American politician (1883–1918)

Vernon A. Forbes (October 17, 1883 – July 7, 1918) was an American attorney and state legislator from the state of Oregon. After graduation from law school in Minnesota, he moved to central Oregon and opened a law office in the city of Bend. Forbes was a Republican who served three two-year terms in the Oregon House of Representatives, representing Crook, Deschutes, Grant, Jefferson, Klamath, and Lake counties. He drowned during a fishing trip near the end of his third term in the legislature.

== Early life ==
Forbes was born on October 17, 1883, in St. Croix Falls, Wisconsin. He was the son of Smith R. Forbes and Mary Elizabeth (Outcelt) Forbes. He attended public elementary school in St. Croix Falls and then Osceola High School, graduating in 1904.

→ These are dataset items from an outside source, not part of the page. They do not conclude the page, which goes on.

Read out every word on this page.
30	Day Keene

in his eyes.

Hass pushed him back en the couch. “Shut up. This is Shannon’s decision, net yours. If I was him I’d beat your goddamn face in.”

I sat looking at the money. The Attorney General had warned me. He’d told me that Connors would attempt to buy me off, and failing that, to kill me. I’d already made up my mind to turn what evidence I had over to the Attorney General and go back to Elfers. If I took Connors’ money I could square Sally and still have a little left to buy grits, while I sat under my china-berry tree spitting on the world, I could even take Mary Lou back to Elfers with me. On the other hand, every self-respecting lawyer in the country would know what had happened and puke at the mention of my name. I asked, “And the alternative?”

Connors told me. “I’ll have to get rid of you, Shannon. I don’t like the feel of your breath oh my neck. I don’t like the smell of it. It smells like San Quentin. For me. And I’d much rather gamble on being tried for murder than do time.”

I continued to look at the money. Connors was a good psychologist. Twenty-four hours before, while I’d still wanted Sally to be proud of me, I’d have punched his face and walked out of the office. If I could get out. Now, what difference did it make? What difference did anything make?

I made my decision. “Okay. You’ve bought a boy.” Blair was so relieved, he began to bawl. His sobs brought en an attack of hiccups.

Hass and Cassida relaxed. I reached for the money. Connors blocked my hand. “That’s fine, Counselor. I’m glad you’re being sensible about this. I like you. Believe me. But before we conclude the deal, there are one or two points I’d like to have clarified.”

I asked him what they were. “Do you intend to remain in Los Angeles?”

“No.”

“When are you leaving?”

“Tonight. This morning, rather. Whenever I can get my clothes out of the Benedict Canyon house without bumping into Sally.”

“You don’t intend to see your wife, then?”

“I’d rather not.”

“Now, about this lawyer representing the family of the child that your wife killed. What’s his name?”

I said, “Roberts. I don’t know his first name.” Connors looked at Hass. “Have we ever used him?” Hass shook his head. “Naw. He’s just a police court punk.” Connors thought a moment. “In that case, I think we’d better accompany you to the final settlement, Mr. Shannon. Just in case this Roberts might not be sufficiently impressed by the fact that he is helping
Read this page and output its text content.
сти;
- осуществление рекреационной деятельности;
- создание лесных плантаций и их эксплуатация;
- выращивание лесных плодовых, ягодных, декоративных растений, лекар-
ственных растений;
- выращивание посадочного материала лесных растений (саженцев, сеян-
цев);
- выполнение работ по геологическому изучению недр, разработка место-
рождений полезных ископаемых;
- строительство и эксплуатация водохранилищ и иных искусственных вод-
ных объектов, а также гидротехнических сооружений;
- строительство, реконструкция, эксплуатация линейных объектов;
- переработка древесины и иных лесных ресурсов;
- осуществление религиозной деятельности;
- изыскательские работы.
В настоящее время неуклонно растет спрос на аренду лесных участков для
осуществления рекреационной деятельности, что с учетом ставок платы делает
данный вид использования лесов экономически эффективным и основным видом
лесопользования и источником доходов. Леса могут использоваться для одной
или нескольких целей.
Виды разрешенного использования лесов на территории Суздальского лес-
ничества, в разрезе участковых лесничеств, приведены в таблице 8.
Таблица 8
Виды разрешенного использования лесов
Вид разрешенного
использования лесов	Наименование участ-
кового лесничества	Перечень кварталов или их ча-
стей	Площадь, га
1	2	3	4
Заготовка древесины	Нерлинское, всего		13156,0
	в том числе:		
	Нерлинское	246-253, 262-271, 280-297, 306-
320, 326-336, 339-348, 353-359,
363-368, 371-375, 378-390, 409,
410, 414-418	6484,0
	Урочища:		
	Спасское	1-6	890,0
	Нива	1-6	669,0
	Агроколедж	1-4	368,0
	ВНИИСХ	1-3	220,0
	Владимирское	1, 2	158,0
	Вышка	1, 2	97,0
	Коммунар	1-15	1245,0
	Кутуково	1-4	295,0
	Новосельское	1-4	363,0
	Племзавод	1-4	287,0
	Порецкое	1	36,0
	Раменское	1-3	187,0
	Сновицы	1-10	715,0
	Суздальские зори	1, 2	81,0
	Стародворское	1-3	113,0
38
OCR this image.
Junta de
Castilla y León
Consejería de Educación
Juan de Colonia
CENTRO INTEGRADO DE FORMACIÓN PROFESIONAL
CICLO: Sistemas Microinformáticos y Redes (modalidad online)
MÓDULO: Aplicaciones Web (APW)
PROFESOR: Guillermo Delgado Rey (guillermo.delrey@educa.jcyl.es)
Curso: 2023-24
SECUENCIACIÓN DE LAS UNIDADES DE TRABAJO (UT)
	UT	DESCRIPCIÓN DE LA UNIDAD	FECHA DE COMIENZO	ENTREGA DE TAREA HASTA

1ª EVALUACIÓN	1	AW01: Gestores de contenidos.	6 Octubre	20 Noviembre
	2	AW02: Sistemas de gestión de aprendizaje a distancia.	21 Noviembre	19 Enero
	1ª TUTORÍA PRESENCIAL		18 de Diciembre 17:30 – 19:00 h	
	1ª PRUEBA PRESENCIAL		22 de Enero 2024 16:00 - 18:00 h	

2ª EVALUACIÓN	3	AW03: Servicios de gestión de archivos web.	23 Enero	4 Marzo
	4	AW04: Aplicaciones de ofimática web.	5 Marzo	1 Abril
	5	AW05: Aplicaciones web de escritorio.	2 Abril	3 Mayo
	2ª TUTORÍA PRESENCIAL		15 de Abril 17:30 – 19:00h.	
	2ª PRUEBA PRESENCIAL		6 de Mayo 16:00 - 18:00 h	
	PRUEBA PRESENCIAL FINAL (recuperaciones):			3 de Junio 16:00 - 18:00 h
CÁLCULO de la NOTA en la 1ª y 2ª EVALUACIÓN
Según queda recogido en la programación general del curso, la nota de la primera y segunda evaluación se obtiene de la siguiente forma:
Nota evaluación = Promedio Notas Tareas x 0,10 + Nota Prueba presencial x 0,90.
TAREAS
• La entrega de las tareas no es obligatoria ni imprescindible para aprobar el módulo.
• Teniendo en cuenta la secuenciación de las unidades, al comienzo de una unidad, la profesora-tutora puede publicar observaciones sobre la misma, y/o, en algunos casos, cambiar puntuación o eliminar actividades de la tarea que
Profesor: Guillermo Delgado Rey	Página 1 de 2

After high school, Forbes decided he wanted to join the legal profession. To prepare for law school, he attended Macalester College in Saint Paul, Minnesota, for two years. Forbes then enrolled in the University of Minnesota Law School. In law school, he was known for his logical and clear thinking. He graduated from that institution with a Bachelor of Laws degree in 1909.

== Professional and personal life ==
After finishing law school, Forbes moved to Bend, Oregon. He was admitted to the Oregon bar in 1910. He was successful in his private law practice, specializing in land and irrigation litigation. He also handled personal lawsuits and criminal cases. His clients included some of the largest companies operating in central Oregon. Forbes was also the attorney for the City of Bend and Bend's school district. Forbes quickly earned the respect of his peers throughout central Oregon. In 1913, Charles W. Erskine joined his law practice as an associate. Their partnership lasted until 1915, when Erskine became Crook County's assistant district attorney.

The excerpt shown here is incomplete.